Jin Jingjie, Chen Zixi, Liu Jinchao, Du Hongli, Zhang Gong
Key Laboratory of Functional Protein Research, Guangdong Higher Education Institutes, Jinan University, Guangzhou, China.
MOE Key Laboratory of Tumor Molecular Biology, Institute of Life and Health Engineering, Jinan University, Guangzhou, China.
Front Genet. 2022 Nov 15;13:979928. doi: 10.3389/fgene.2022.979928. eCollection 2022.
Accurate and robust somatic mutation detection is essential for cancer treatment, diagnostics and research. Various analysis pipelines give different results and thus should be systematically evaluated. In this study, we benchmarked 5 commonly-used somatic mutation calling pipelines (VarScan, VarDictJava, Mutect2, Strelka2 and FANSe) for their precision, recall and speed, using standard benchmarking datasets based on a series of real-world whole-exome sequencing datasets. All the 5 pipelines showed very high precision in all cases, and high recall rate in mutation rates higher than 10%. However, for the low frequency mutations, these pipelines showed large difference. FANSe showed the highest accuracy (especially the sensitivity) in all cases, and VarScan and VarDictJava outperformed Mutect2 and Strelka2 in low frequency mutations at all sequencing depths. The flaws in filter was the major cause of the low sensitivity of the four pipelines other than FANSe. Concerning the speed, FANSe pipeline was 8.8∼19x faster than the other pipelines. Our benchmarking results demonstrated performance of the somatic calling pipelines and provided a reference for a proper choice of such pipelines in cancer applications.

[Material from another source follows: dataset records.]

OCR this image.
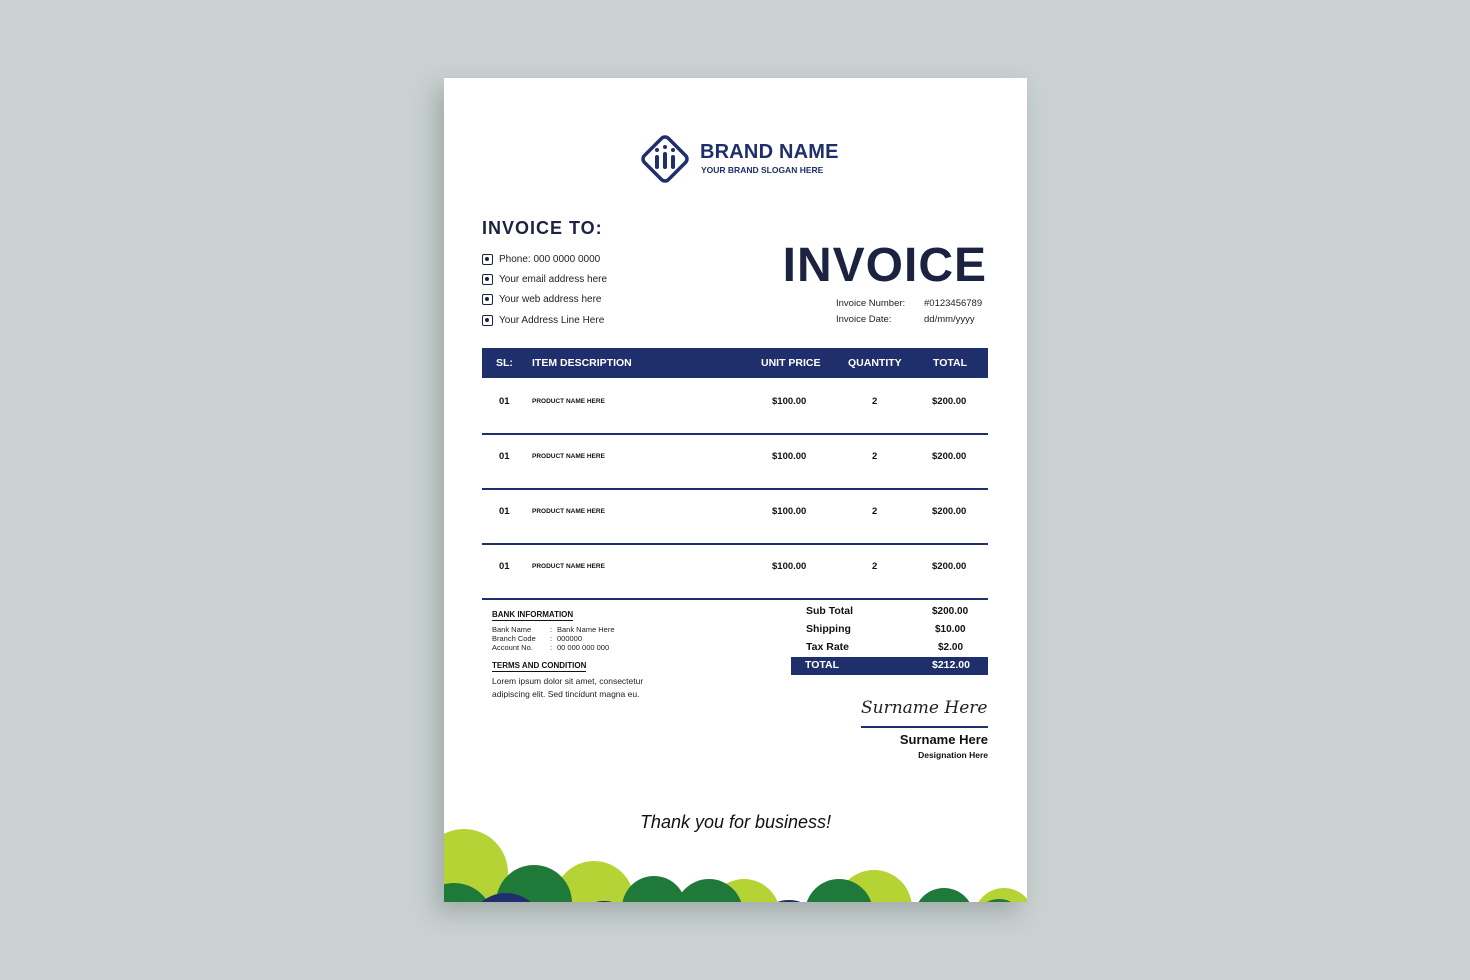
BRAND NAME
YOUR BRAND SLOGAN HERE
INVOICE TO:
Phone: 000 0000 0000
Your email address here
Your web address here
Your Address Line Here
INVOICE
Invoice Number: #0123456789
Invoice Date:	dd/mm/yyyy
SL: ITEM DESCRIPTION	UNIT PRICE	QUANTITY	TOTAL
01	PRODUCT NAME HERE	$100.00	2	$200.00
01	PRODUCT NAME HERE	$100.00	2	$200.00
01	PRODUCT NAME HERE	$100.00	2	$200.00
01	PRODUCT NAME HERE	$100.00	2	$200.00
BANK INFORMATION
Bank Name	: Bank Name Here
Branch Code	: 000000
Account No.	: 00 000 000 000
TERMS AND CONDITION
Lorem ipsum dolor sit amet, consectetur adipiscing elit. Sed tincidunt magna eu.
Sub Total	$200.00
Shipping	$10.00
Tax Rate	$2.00
TOTAL	$212.00
Surname Here
Surname Here
Designation Here
Thank you for business!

准确且稳健的体细胞突变检测对于癌症治疗、诊断和研究至关重要。各种分析流程会给出不同的结果,因此应该进行系统评估。在本研究中,我们使用基于一系列真实世界全外显子组测序数据集的标准基准数据集,对5种常用的体细胞突变检测流程(VarScan、VarDictJava、Mutect2、Strelka2和FANSe)的精度、召回率和速度进行了基准测试。所有这5种流程在所有情况下都显示出非常高的精度,并且在突变率高于10%时具有高召回率。然而,对于低频突变,这些流程表现出很大差异。FANSe在所有情况下都显示出最高的准确性(尤其是灵敏度),并且在所有测序深度下,VarScan和VarDictJava在低频突变方面优于Mutect2和Strelka2。除FANSe外,其他四种流程灵敏度低的主要原因是过滤存在缺陷。在速度方面,FANSe流程比其他流程快8.8至19倍。我们的基准测试结果展示了体细胞检测流程的性能,并为在癌症应用中正确选择此类流程提供了参考。